Tuesday, May 20, 2008

Homebirth advocates and unsolicited advice

Many homebirth advocates, subtly and not so subtly, denigrate other women under the guise of "giving advice". These selfless souls (at least that's how they view themselves) care about other women so much that they must share their wisdom, experiences and recommendations. Then they are shocked, shocked when other women (correctly interpreting the advice as a put down) resent their efforts to "educate".

The nature of unsolicited advice is described perfectly in this article on personal development:
Unsolicited advice is what you get when you give someone who isn't listening, counseling they didn't ask for, offering recommendations you probably aren't even following yourself. [Or, as is often in the case of homebirth advocates, "advice" that isn't even factually correct.]
Why do people give unsolicited advice? The author recognizes that some people give unsolicited advice in a genuine desire to help. However, the other reason that people give unsolicited advice is to feed their own ego:
... The ego needs external validation to survive. While some people give unsolicited advice out of a genuine desire to help, others do so to validate their own point of view.
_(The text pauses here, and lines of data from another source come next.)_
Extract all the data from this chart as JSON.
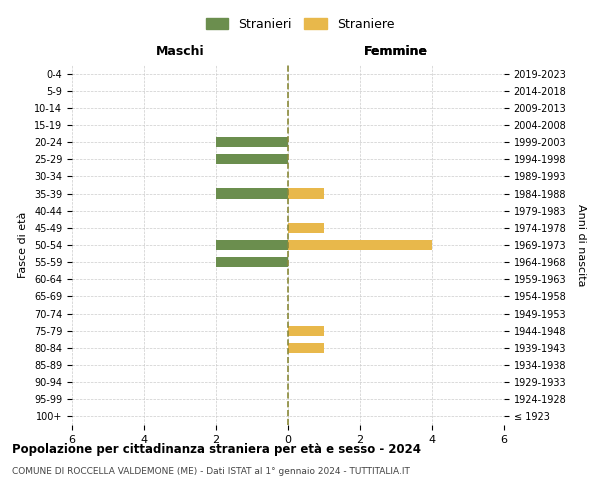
{
  "age_groups": [
    "100+",
    "95-99",
    "90-94",
    "85-89",
    "80-84",
    "75-79",
    "70-74",
    "65-69",
    "60-64",
    "55-59",
    "50-54",
    "45-49",
    "40-44",
    "35-39",
    "30-34",
    "25-29",
    "20-24",
    "15-19",
    "10-14",
    "5-9",
    "0-4"
  ],
  "birth_years": [
    "≤ 1923",
    "1924-1928",
    "1929-1933",
    "1934-1938",
    "1939-1943",
    "1944-1948",
    "1949-1953",
    "1954-1958",
    "1959-1963",
    "1964-1968",
    "1969-1973",
    "1974-1978",
    "1979-1983",
    "1984-1988",
    "1989-1993",
    "1994-1998",
    "1999-2003",
    "2004-2008",
    "2009-2013",
    "2014-2018",
    "2019-2023"
  ],
  "males": [
    0,
    0,
    0,
    0,
    0,
    0,
    0,
    0,
    0,
    -2,
    -2,
    0,
    0,
    -2,
    0,
    -2,
    -2,
    0,
    0,
    0,
    0
  ],
  "females": [
    0,
    0,
    0,
    0,
    1,
    1,
    0,
    0,
    0,
    0,
    4,
    1,
    0,
    1,
    0,
    0,
    0,
    0,
    0,
    0,
    0
  ],
  "male_color": "#6b8e4e",
  "female_color": "#e8b84b",
  "title_main": "Popolazione per cittadinanza straniera per età e sesso - 2024",
  "title_sub": "COMUNE DI ROCCELLA VALDEMONE (ME) - Dati ISTAT al 1° gennaio 2024 - TUTTITALIA.IT",
  "xlabel_left": "Maschi",
  "xlabel_right": "Femmine",
  "ylabel_left": "Fasce di età",
  "ylabel_right": "Anni di nascita",
  "legend_male": "Stranieri",
  "legend_female": "Straniere",
  "xlim": 6,
  "xticks": [
    -6,
    -4,
    -2,
    0,
    2,
    4,
    6
  ],
  "xticklabels": [
    "6",
    "4",
    "2",
    "0",
    "2",
    "4",
    "6"
  ],
  "background_color": "#ffffff",
  "grid_color": "#cccccc",
  "dashed_line_color": "#8a8a3a"
}
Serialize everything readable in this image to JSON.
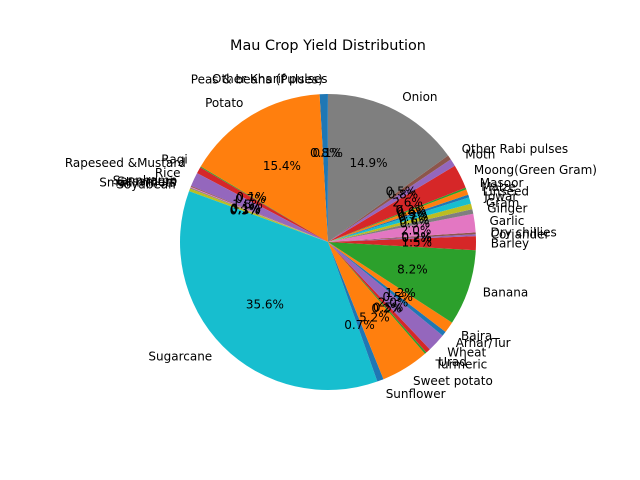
{
  "chart_data": {
    "type": "pie",
    "title": "Mau Crop Yield Distribution",
    "start_angle_deg": 90,
    "direction": "counterclockwise",
    "slices": [
      {
        "label": "Other Kharif pulses",
        "value": 0.1,
        "color": "#1f77b4"
      },
      {
        "label": "Peas & beans (Pulses)",
        "value": 0.8,
        "color": "#1f77b4"
      },
      {
        "label": "Potato",
        "value": 15.4,
        "color": "#ff7f0e"
      },
      {
        "label": "Ragi",
        "value": 0.1,
        "color": "#2ca02c"
      },
      {
        "label": "Rapeseed &Mustard",
        "value": 0.7,
        "color": "#d62728"
      },
      {
        "label": "Rice",
        "value": 1.5,
        "color": "#9467bd"
      },
      {
        "label": "Sannhamp",
        "value": 0.1,
        "color": "#8c564b"
      },
      {
        "label": "Sesamum",
        "value": 0.1,
        "color": "#e377c2"
      },
      {
        "label": "Small millets",
        "value": 0.1,
        "color": "#7f7f7f"
      },
      {
        "label": "Soyabean",
        "value": 0.3,
        "color": "#bcbd22"
      },
      {
        "label": "Sugarcane",
        "value": 35.6,
        "color": "#17becf"
      },
      {
        "label": "Sunflower",
        "value": 0.7,
        "color": "#1f77b4"
      },
      {
        "label": "Sweet potato",
        "value": 5.2,
        "color": "#ff7f0e"
      },
      {
        "label": "Turmeric",
        "value": 0.2,
        "color": "#2ca02c"
      },
      {
        "label": "Urad",
        "value": 0.5,
        "color": "#d62728"
      },
      {
        "label": "Wheat",
        "value": 2.0,
        "color": "#9467bd"
      },
      {
        "label": "Arhar/Tur",
        "value": 0.5,
        "color": "#1f77b4"
      },
      {
        "label": "Bajra",
        "value": 1.2,
        "color": "#ff7f0e"
      },
      {
        "label": "Banana",
        "value": 8.2,
        "color": "#2ca02c"
      },
      {
        "label": "Barley",
        "value": 1.5,
        "color": "#d62728"
      },
      {
        "label": "Coriander",
        "value": 0.2,
        "color": "#9467bd"
      },
      {
        "label": "Dry chillies",
        "value": 0.2,
        "color": "#8c564b"
      },
      {
        "label": "Garlic",
        "value": 2.0,
        "color": "#e377c2"
      },
      {
        "label": "Ginger",
        "value": 0.5,
        "color": "#7f7f7f"
      },
      {
        "label": "Gram",
        "value": 0.6,
        "color": "#bcbd22"
      },
      {
        "label": "Jowar",
        "value": 0.7,
        "color": "#17becf"
      },
      {
        "label": "Linseed",
        "value": 0.3,
        "color": "#1f77b4"
      },
      {
        "label": "Maize",
        "value": 0.6,
        "color": "#ff7f0e"
      },
      {
        "label": "Masoor",
        "value": 0.2,
        "color": "#2ca02c"
      },
      {
        "label": "Moong(Green Gram)",
        "value": 2.6,
        "color": "#d62728"
      },
      {
        "label": "Moth",
        "value": 0.8,
        "color": "#9467bd"
      },
      {
        "label": "Other Rabi pulses",
        "value": 0.5,
        "color": "#8c564b"
      },
      {
        "label": "Onion",
        "value": 14.9,
        "color": "#7f7f7f"
      }
    ],
    "pct_labels": [
      "0.1%",
      "0.8%",
      "15.4%",
      "0.1%",
      "0.7%",
      "1.5%",
      "0.1%",
      "0.1%",
      "0.1%",
      "0.3%",
      "35.6%",
      "0.7%",
      "5.2%",
      "0.2%",
      "0.5%",
      "2.0%",
      "0.5%",
      "1.2%",
      "8.2%",
      "1.5%",
      "0.2%",
      "0.2%",
      "2.0%",
      "0.5%",
      "0.6%",
      "0.7%",
      "0.3%",
      "0.6%",
      "0.2%",
      "2.6%",
      "0.8%",
      "0.5%",
      "14.9%"
    ]
  }
}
This kind of advice is often given to people you don't know really well, or given about a subject you've just started learning and are looking to feel smarter about by giving other newbies advice. In both cases, you are motivated not so much by helping the other person as by needing to be right. This type of unsolicited advice is particularly common on internet discussion forums, where keyboard jockeys, armed with borrowed wisdom, engage in lengthy flame wars about the One True Way to do something.
People respond negatively to ego driven advice, and they often respond negatively to well meaning advice. This is not a personality flaw on their part; it is an indication that they do not want and do not appreciate unsolicited advice.
Ego-driven advice is always a bad thing. But when you're genuinely motivated to help a friend or family member, unsolicited advice can be okay in microscopic doses. If you begin to feel resentful towards the other person though, because they keep complaining, never take your advice, and only sink further into spiritual debt, that's a hint that you've gone too far.
Homebirth advocates need to be honest with themselves about giving unsolicited advice. Unsolicited advice about homebirth and "natural" childbirth, particularly advice given to strangers, is all about homebirth advocates' need to boost their own self-esteem at the expense of other women. It is, as I have said repeatedly, about the need to feel superior to other mothers. All the protestations of selflessness and caring do not obscure this fact.

When homebirth advocates find themselves giving unsolicited advice, particularly advice that is met with resentment, they need to stop blaming other for failing to "appreciate" them, and start asking themselves why they need to validate their own choices by insisting that others make the same choices.